Of more basic concern to us is the way the crisis news had to be gathered. It is one thing to stand outside closed doors and ask questions of emerging Congressmen or generals. It is another to be privately told important matters, which we are encouraged to say on our own, but cautioned against citing specific authority for our source. We are well accustomed, in Washington and elsewhere, to interviews "not for attribution," to background briefings and all the other in-between ways of disseminating news. We prefer direct speech and direct attribution, but know that candor is sometimes only privately possible.

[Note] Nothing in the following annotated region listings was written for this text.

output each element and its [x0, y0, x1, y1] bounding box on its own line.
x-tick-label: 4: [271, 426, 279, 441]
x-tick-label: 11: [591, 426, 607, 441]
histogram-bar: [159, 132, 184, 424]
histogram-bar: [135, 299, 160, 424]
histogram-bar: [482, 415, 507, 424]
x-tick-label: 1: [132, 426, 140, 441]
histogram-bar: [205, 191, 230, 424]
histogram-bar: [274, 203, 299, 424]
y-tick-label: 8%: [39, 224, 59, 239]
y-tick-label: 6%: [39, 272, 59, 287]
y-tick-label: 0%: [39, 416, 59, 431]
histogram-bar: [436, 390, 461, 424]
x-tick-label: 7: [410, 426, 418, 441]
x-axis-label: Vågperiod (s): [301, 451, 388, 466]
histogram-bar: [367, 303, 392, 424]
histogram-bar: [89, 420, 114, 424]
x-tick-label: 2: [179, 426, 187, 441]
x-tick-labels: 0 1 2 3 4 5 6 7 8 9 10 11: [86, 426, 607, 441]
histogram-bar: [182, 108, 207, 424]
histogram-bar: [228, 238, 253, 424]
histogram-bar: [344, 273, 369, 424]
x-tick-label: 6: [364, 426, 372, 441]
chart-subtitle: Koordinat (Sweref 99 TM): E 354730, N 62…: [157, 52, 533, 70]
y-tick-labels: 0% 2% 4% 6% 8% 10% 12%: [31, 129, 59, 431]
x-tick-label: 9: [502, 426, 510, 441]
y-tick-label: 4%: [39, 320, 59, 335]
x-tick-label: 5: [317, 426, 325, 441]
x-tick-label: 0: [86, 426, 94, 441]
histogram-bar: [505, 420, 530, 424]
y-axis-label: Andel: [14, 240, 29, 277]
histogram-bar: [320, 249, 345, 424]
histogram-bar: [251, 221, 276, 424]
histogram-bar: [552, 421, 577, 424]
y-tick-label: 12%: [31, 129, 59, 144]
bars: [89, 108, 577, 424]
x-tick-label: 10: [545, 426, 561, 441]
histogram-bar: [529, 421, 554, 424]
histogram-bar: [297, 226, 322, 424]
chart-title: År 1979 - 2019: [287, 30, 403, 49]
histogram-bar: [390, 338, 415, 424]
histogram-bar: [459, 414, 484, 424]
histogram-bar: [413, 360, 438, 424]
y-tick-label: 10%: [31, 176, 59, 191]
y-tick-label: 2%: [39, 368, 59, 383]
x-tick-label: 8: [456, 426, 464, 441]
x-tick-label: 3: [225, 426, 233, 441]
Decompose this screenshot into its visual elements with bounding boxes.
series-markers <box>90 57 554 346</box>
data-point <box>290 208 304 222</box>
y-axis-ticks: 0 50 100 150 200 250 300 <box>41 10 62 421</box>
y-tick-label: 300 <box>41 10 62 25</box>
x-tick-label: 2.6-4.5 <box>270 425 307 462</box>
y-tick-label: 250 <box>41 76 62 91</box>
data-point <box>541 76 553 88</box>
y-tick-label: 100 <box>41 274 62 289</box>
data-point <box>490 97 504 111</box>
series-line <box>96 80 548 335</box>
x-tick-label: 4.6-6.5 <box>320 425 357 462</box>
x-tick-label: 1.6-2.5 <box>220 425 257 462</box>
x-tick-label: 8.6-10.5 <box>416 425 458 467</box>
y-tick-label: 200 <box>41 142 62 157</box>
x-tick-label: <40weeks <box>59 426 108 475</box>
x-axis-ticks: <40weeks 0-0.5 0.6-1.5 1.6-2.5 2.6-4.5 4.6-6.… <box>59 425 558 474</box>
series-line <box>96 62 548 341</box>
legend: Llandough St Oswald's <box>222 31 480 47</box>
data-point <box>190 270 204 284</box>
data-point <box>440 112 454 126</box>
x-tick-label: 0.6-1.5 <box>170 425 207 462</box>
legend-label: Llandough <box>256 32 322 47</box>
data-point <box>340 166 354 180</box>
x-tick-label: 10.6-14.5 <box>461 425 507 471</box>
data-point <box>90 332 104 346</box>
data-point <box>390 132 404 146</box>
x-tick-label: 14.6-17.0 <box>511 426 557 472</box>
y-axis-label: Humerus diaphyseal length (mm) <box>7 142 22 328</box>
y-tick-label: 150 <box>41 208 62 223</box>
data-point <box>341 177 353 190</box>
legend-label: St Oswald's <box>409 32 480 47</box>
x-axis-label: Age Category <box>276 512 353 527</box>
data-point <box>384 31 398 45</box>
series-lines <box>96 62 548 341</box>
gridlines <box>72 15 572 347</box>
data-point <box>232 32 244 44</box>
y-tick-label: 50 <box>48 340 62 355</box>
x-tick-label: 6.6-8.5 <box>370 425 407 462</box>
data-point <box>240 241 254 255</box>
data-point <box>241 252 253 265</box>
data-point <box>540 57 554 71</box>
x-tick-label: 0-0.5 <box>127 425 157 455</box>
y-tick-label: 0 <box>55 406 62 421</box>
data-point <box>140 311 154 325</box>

This week's coverage of the Cuban crisis makes extensive use of this kind of knowledge. It might be feared that under such arrangements we would surrender some of our independence. The news out of Washington had obvious domestic political overtones, and we, no less than the Administration, are aware of them. But we are not cynically prepared to believe that a President at such a time thinks of himself primarily as the head of a political party, or that career military men and Government officials would collaborate in massive deception for partisan advantage. Many sources contributed to our account who cannot be acknowledged. The relationship was professional: no commitment was given by us as to how we would handle the news, nor were we asked for one. If a thread of knowledgeability is evident through our story--and we think it is--it comes from the interplay of authoritative sources and our own judgment.
THOUGH not on a military assignment, Bill McHale, our Rome bureau chief, met his death last week in the line of duty. He was killed in the plane crash that also took the life of Italy's oil czar, Enrico Mattei, whom he was accompanying to gather material for a story. Whether covering street riots in the Middle East, or undergoing the normal hazards of a much-traveled foreign correspondent, McHale was familiar with danger.
Characteristically, his last assignment involved economics and politics, two fields in which he was well schooled.
But he had a wide-ranging and lively curiosity in many areas, which made him the able journalist he was, and a humane and witty response to life that made him a colleague and friend many of us will sorely miss.